All of this becomes even more difficult and uncertain as data science becomes a more prominent part of all of our lives. The two big areas where new ethical problems are being discovered and discussed (and, unfortunately, also often ignored) are with the data itself as well as the algorithms that churn through them. In this section, we focus on the data, and three problems in particular that pose especially thorny ethical challenges:

  1. Trace data and informed consent

  2. Data privacy and ownership

  3. Unintended secondary uses

  4. Data considered as objective

2. Data privacy and ownership#

A very related problem – and one whose lack of an answer is likely complicating our ability to resolve questions about informed consent – is that there is no widespread agreement on who owns and/or gets to see the data you generate. For example, if you post a photo on Instagram, who owns the photo – you, or Instagram (or Meta)? While there are more laws and terms of service coming down the pipeline to clarify these matters, progress is largely idiosyncratic and up to the will of any particular company. And, if you’ve ever made the mistake of, say, donating to a non-profit organization (never mind a political campaign) one time long ago, only to spend the next three years drowning in (physical!) mail from dozens of other organizations you’ve never heard of, you know firsthand that your data (in this case, my address) is a hot commodity that someone, somewhere, sold to someone. In this particular case, the primary harm might just be that it’s a nuisance, but it could be downright dangerous for one’s personal information to be out there, and unjust in the sense of – why is some company or group making money off of selling my data?

One of the challenging aspects of wrestling with ethical questions in the digital age is that there are simply so many transactions and so much data, and so much of it is of little consequence, that it can be very challenging to sift through which cases are worthy of further attention. For exmaple, while I’m not particularly put out that someone made some money off of my address (though I don’t love) it, if the problem stays where it is, then it’s nothing too horrible.
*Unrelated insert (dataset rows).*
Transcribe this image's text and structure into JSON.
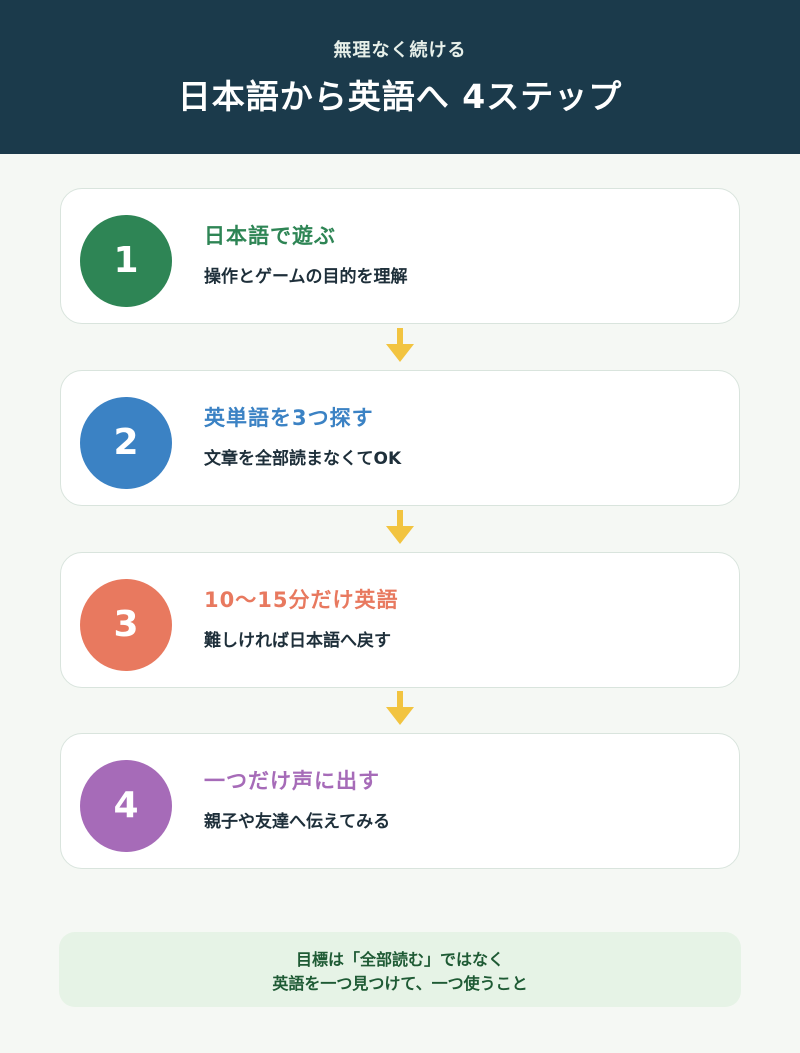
{
  "header": {
    "subtitle": "無理なく続ける",
    "title": "日本語から英語へ 4ステップ",
    "bg_color": "#1b3a4b"
  },
  "steps": [
    {
      "number": "1",
      "title": "日本語で遊ぶ",
      "description": "操作とゲームの目的を理解",
      "color": "#2e8555"
    },
    {
      "number": "2",
      "title": "英単語を3つ探す",
      "description": "文章を全部読まなくてOK",
      "color": "#3b82c4"
    },
    {
      "number": "3",
      "title": "10〜15分だけ英語",
      "description": "難しければ日本語へ戻す",
      "color": "#e8795f"
    },
    {
      "number": "4",
      "title": "一つだけ声に出す",
      "description": "親子や友達へ伝えてみる",
      "color": "#a66bb8"
    }
  ],
  "arrow_color": "#f2c440",
  "footer": {
    "line1": "目標は「全部読む」ではなく",
    "line2": "英語を一つ見つけて、一つ使うこと"
  }
}
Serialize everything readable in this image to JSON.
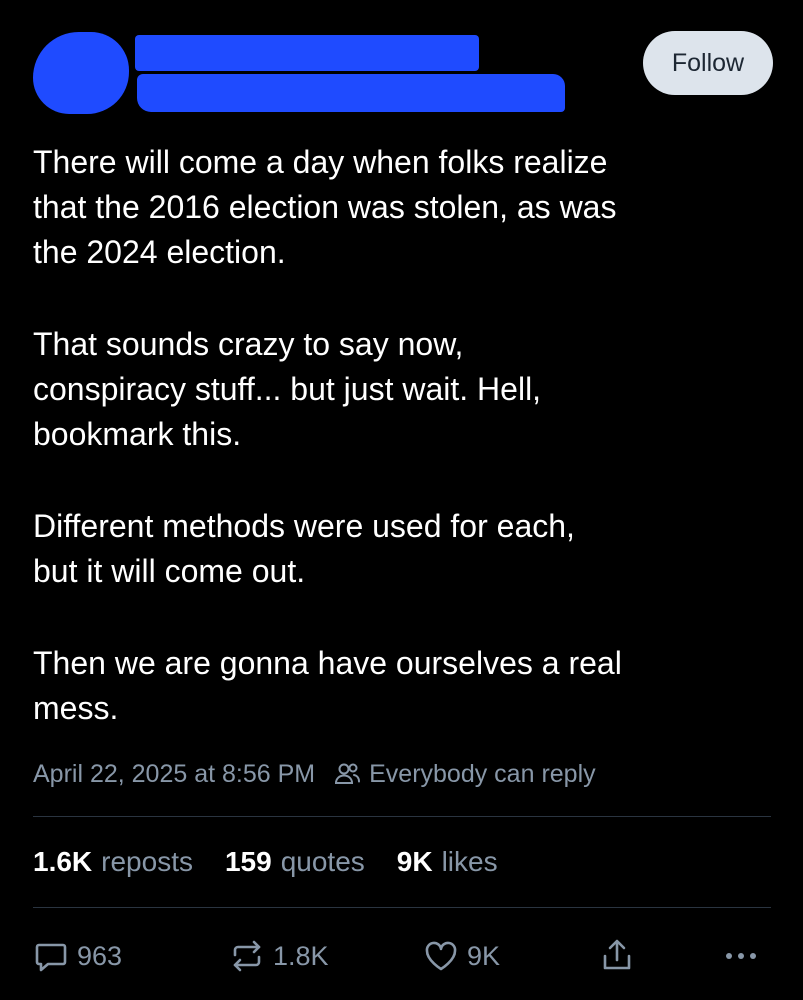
{
  "post": {
    "follow_label": "Follow",
    "paragraphs": [
      "There will come a day when folks realize\nthat the 2016 election was stolen, as was\nthe 2024 election.",
      "That sounds crazy to say now,\nconspiracy stuff... but just wait. Hell,\nbookmark this.",
      "Different methods were used for each,\nbut it will come out.",
      "Then we are gonna have ourselves a real\nmess."
    ],
    "timestamp": "April 22, 2025 at 8:56 PM",
    "reply_setting": "Everybody can reply"
  },
  "stats": {
    "reposts": {
      "count": "1.6K",
      "label": "reposts"
    },
    "quotes": {
      "count": "159",
      "label": "quotes"
    },
    "likes": {
      "count": "9K",
      "label": "likes"
    }
  },
  "actions": {
    "reply_count": "963",
    "repost_count": "1.8K",
    "like_count": "9K"
  },
  "icons": {
    "reply": "speech-bubble-icon",
    "repost": "repost-arrows-icon",
    "like": "heart-icon",
    "share": "share-upload-icon",
    "more": "ellipsis-icon",
    "reply_setting": "people-icon"
  },
  "colors": {
    "background": "#000000",
    "text": "#ffffff",
    "muted": "#8897a8",
    "follow_bg": "#dde4ec",
    "redaction": "#1f4bff"
  }
}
But there are other cases where a different version of a similar data ownership question is very consequential, for example in the case of Henrietta Lacks, who died of cancer in 1951, but whose cells have properties that make them extremely useful for scientists to study, and thus these “HeLa” cells have been used for decades since. Ms. Lacks was not paid for her cells (i.e., her data), nor was her family compensated in any way, despite the fact that these cells have been the basis for a lot of development in cancer research. If we also consider that Ms. Lacks was a low-income Black woman, it adds additional layers of injustice and a lack of ethics in terms of who is benefitting and who is paying the costs of this research.

3. Unintended secondary uses#

Another challenge around data privacy and ownership, as well as the fact that we are all generating data all the time, is that even if we could in principle resolve some of the challenges around these two issues and make all data private, which runs counter to other research norms about data transparency, it’s very difficult to guard against the risk of data that might not inherently be sensitive on its own falling into the wrong hands. Much data that seems innocuous – perhaps it’s anonymous, or includes variables that don’t seem to be all that sensitive – can actually become quite problematic. For example, two anonymous datasets that have variables in common could be combined and thus effectively de-anonymized. Or, while someone’s viewing history on Netflix might not seem like something we should worry about, it turns out that (often thanks to algorithms) we can “learn” or simply suspect things about people – such as their sexual orientation, political views, and so on – based on the movies that they watch. Not only is this a violation of someone’s right to privacy about aspects of their own identity, but in some contexts this can actually be dangerous, for example, if a Netflix viewer is from a regime where homosexuality is considered to be a crime.

4. Data considered as objective#

A fourth problem, and one that we’ve already covered in this book, but is worth mentioning in this context as well, is that simply calling a piece of information “data”, or assigning a number to something, can cause humans everywhere to mistakenly think of that data as “true”. While in some cases it’s pretty close – you either clicked on a website or you didn’t, though the decision to track that is potentially biased – in other cases, such as manually rating an employee at your company according to some numeric performance metric, e.g., 1-5, where 5 is “best” – your “data” is more than likely a codified list of people’s subjective assessments of others. While, sure, if we have a large dataset we might hope that some of that subjectivity is minimized, but if we consider that, for example, much of corporate leadership in the US is white and male, it’s difficult to believe that deep-seated biases and assumptions will “cancel out”; rather, it’s much more likely that we will have systematic errors in our data based on leaders’ own subjective ideas about what “top talent” looks like. This doesn’t (necessarily) mean don’t collect data on performance (though it does motivate perhaps finding better measures), but it does mean that when we hear the results of “the data”, we must remember that in this case the data is a set of numbers that reflect opions and not truth. The danger, thus, is when we forget where data comes from.